Outspoken Political Prisoner Maryam Akbari-Monfared Denied Medical Care and Furlough
Political prisoner Maryam Akbari-Monfared is being denied specialized medical care despite her worsening health, according to her husband, Hassan Jafari.
“Thyroid disease is causing her a lot of suffering,” he told CHRI in an interview on September 25, 2017. “We also scheduled a gynecologist to see her for a feminine issue, but unfortunately it was denied.”
“The clinic in Evin Prison does not have specialist doctors or proper facilities to be able to help her,” he added. “Maryam is in a really bad situation and I’m very upset and worried about what might happen to her.”
He continued: “My wife has not been granted furlough for eight years and they won’t allow her to get treatment. We are worried for her every day. They allow us to visit her in prison and we feel as if they have given us the world and yet this is our legal right.”
Furlough, temporary leave typically granted to prisoners in Iran for a variety of familial, holiday, and medical reasons, is routinely denied to political prisoners as a form of additional punishment.
“It’s not a joke that she has not been given furlough in eight years,” said Jafari. “In 2014 we left a 1.15 billion tomans ($362,000 USD) security deposit as demanded for the furlough, but so far nothing has happened.”
“They won’t grant her furlough and they won’t tell us why,” said Jafari. “They just say the Intelligence Ministry or the prosecutor is against granting her furlough.”
Letters From Prison
In a recent open letter, Akbari-Monfared criticized a group of foreign ambassadors based in Iran for going on a state-organized “dolled-up” tour of Evin Prison while political prisoners were hidden from their view.
“Every day I am witnessing the physical health of my cellmates getting worse, especially Ms. Mahvash Shahriari, who is nearing the tenth year of her imprisonment,” she added.

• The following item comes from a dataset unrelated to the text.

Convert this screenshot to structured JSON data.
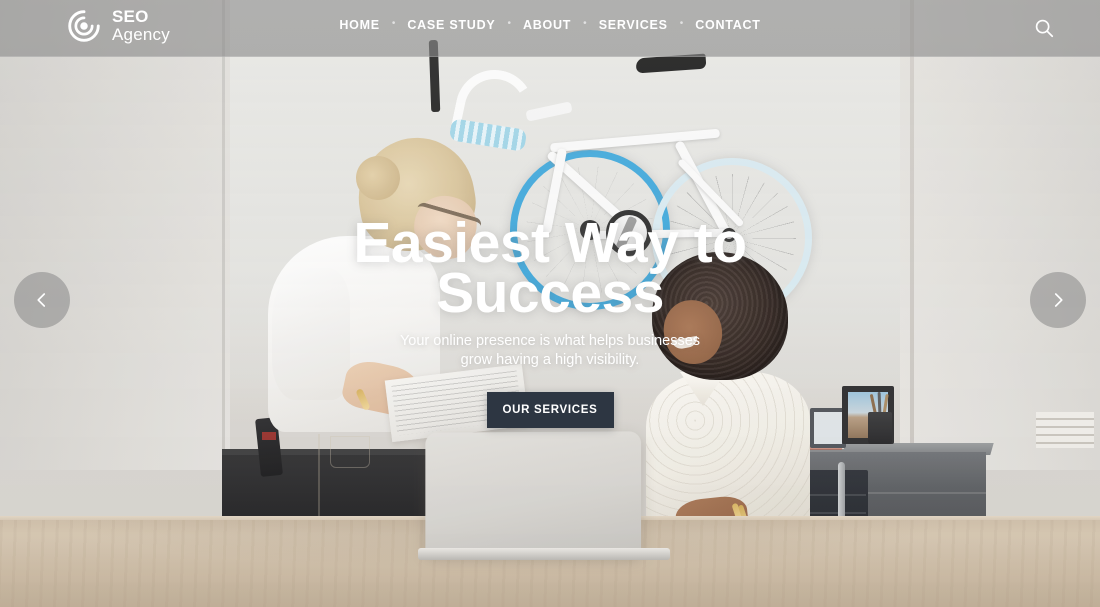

Political prisoners in Iran, including elderly inmates, are singled out for harsh treatment, which often includes denial of medical care. The threat of withheld medical care has also been used as an intimidation tool against prisoners who have challenged the authorities or filed complaints.

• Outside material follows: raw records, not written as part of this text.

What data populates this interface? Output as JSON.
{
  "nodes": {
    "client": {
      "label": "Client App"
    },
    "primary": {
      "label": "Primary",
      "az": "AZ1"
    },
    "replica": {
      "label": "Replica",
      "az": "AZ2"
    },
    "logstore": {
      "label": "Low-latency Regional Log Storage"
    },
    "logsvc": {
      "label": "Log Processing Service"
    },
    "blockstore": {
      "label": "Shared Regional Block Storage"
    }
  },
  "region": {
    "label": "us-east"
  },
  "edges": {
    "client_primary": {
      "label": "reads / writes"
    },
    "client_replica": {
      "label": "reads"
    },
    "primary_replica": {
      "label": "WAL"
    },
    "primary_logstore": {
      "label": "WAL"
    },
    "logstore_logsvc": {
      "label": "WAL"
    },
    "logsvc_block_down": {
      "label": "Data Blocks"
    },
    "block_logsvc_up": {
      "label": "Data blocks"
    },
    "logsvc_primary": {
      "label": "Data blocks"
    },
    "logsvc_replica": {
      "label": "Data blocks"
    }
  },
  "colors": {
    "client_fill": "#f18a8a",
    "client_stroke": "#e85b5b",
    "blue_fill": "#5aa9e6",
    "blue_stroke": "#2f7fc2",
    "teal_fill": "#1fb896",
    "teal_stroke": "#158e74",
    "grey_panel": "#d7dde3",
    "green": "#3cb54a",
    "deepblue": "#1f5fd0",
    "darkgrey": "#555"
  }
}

In 2016, political prisoner Omid Kokabee was diagnosed with advanced kidney cancer after years of repeatedly being denied treatment for his symptoms. Former political prisoner Alireza Rajaee, a journalist, lost part of his face to sinus cancer that he says was left untreated while he was in Evin Prison.
Akbari-Monfared, 48, whose four siblings were executed in the 1980s for allegedly engaging in political opposition, was arrested in December 2009 during street protests against that year’s widely disputed presidential election and charged with collaborating with the banned Mojahedin-e Khalgh organization (MEK, also known as MKO and PMOI).
In June 2010, Branch 15 of the Revolutionary Court sentenced her to 15 years in prison for the charge of “waging war against God.”
Another one of her brothers, Reza Akbari-Monfared, held in Rajaee Shahr Prison, will soon complete a five-year prison sentence for “assembly and collusion against national security” for his alleged involvement with the MEK.
“My brother-in-law’s sentence ends on February 11, 2018, but he’s not feeling well,” Jafari told CHRI. “He was on hunger strike and we don’t know his current condition. He has been banned from making phone calls and has not been allowed visitation for the past two weeks.”
In an October 2016 open letter, Akbari-Monfared demanded a judicial inquiry into the execution of her siblings and the locations where they were buried.
“Three of my brothers and one of my sisters were executed in prison in the 1980s,” said the letter. “My youngest brother, Abdolreza Akbari-Monfared, was executed in 1980. He was only a 17-year-old high school student when he was arrested. He was charged with distributing MEK literature. Although he was sentenced to only three years in prison, he was incarcerated until his execution in the summer of 1988 along with scores of other prisoners.”
She continued: “Another brother, Alireza Akbari-Monfared, was arrested on September 8, 1981 and he was tried and executed ten days later… On the seventh night of mourning for my brother Alireza, agents raided our house and arrested a number of guests as well as my mother, and sister Roghieh Akbari-Monfared. My mother was released after five months but my sister was sentenced to eight years in prison. She was executed in August 1988 near the end of her prison term… My other brother, Gholamreza Akbari-Monfared, was arrested in 1983 and died under torture in 1985.”
Akbari-Monfared has been eligible for parole since 2015 based on Iran’s Islamic Penal Code. According to Article 58: “…the deciding court can issue the order of conditional release for convicts sentenced to more than ten years imprisonment after half of the sentence is served, and in other cases after one-third of the sentence is served.”